Though the Alcohol and Gaming Commission of Ontario has yet to release its first revenue report, multiple operators have reported basketball — not hockey — has emerged as the most popular sport to bet on, including for in-game betting. The country rallies around its only NBA team, the Toronto Raptors, who exited the playoffs after the first round.

Baseball will also surely crack the top three, as the Blue Jays are in the mix in the AL East and baseball offers myriad opportunities for in-game wagering. The game also moves slowly enough to allow bettors to place in-game wagers.

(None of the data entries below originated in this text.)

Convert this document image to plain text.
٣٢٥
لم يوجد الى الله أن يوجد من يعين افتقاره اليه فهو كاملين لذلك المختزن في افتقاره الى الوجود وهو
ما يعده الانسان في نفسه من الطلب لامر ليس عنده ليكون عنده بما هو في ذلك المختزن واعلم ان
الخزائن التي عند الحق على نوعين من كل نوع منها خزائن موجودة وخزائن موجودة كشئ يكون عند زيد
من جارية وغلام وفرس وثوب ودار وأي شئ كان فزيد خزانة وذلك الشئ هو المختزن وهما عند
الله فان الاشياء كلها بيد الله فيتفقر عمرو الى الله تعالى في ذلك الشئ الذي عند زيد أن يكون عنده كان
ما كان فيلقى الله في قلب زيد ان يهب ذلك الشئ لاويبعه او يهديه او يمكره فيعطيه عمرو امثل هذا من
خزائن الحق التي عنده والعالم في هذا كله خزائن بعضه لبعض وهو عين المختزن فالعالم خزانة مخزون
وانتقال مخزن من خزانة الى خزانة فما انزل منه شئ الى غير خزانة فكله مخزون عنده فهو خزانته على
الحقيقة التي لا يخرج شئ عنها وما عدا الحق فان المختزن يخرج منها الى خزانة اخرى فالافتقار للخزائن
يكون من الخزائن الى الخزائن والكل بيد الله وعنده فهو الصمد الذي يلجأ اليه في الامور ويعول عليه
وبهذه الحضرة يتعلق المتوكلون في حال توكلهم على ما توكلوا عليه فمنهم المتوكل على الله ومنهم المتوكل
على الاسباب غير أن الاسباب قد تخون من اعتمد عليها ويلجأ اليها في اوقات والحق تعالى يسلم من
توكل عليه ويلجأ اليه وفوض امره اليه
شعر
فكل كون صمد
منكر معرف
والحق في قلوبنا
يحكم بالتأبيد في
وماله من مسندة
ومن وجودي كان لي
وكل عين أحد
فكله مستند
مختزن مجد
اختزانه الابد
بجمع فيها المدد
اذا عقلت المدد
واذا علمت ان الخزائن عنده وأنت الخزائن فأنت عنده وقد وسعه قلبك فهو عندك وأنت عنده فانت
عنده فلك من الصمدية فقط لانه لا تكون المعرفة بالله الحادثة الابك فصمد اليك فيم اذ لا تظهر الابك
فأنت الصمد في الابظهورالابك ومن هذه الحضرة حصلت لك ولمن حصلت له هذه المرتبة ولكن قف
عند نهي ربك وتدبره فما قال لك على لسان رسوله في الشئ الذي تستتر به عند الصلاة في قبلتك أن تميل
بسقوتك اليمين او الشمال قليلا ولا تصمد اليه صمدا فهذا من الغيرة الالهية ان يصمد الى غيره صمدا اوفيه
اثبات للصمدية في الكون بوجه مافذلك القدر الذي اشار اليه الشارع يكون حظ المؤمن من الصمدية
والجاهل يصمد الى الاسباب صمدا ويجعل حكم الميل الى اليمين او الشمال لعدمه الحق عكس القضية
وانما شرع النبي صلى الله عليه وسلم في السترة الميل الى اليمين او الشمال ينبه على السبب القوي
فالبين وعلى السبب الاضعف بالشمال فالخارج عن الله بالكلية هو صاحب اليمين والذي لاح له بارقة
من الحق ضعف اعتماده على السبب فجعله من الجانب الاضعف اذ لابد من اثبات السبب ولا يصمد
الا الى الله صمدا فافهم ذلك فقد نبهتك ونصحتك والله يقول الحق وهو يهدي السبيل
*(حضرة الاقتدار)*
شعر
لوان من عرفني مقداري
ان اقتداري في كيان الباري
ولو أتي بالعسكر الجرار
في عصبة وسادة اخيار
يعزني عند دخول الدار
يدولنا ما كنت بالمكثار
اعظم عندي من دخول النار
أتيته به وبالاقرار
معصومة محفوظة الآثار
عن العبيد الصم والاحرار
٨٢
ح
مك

“Everyone would assume that hockey would be huge, huge!” Hooper said. “Oh, it’s Canada! It’s huge. We didn’t necessarily believe that, and we did some research. It gets watched, but it doesn’t have the same propensity for prop bets — there are only six or seven goals per game or only one or two players get points. But we didn’t grow up [betting on hockey]. Hockey pools have been the norm.”

Gray market challenge

FanDuel, like other major brands, has also had to contend with a vibrant gray market in Canada. As U.S. states legalize sports betting, the mantra is that the goal is to stamp out illegal wagering. Until Canada legalized single-event wagering, it was legal to play in pools or bet on parlays through provincial lotteries.

The new law decriminalized single-game betting and opened a new window for companies like bet365, which had long been offering wagering in a gray market. It wasn’t explicitly illegal, but nor was it regulated, and such sportsbooks were able to thrive.

Bet365 has since gone through the application process and is now a legal operator. But it has a leg up on every other big-name operator because it’s been active there and has an existing database of users. Both DraftKings and FanDuel have had a similar advantage in the U.S. — they have had daily fantasy databases in many states ahead of legal wagering and were able to convert those players to sports betting.

For FanDuel, the game plan in Canada is different and continues to evolve. The company says it will listen and adapt as time goes on.

“We’ve gone into Ontario with the idea that we can’t just throw FanDuel Sportsbook into the market and dominate,” Fox said. “We need to bring in a tailored experience for Canadian users.”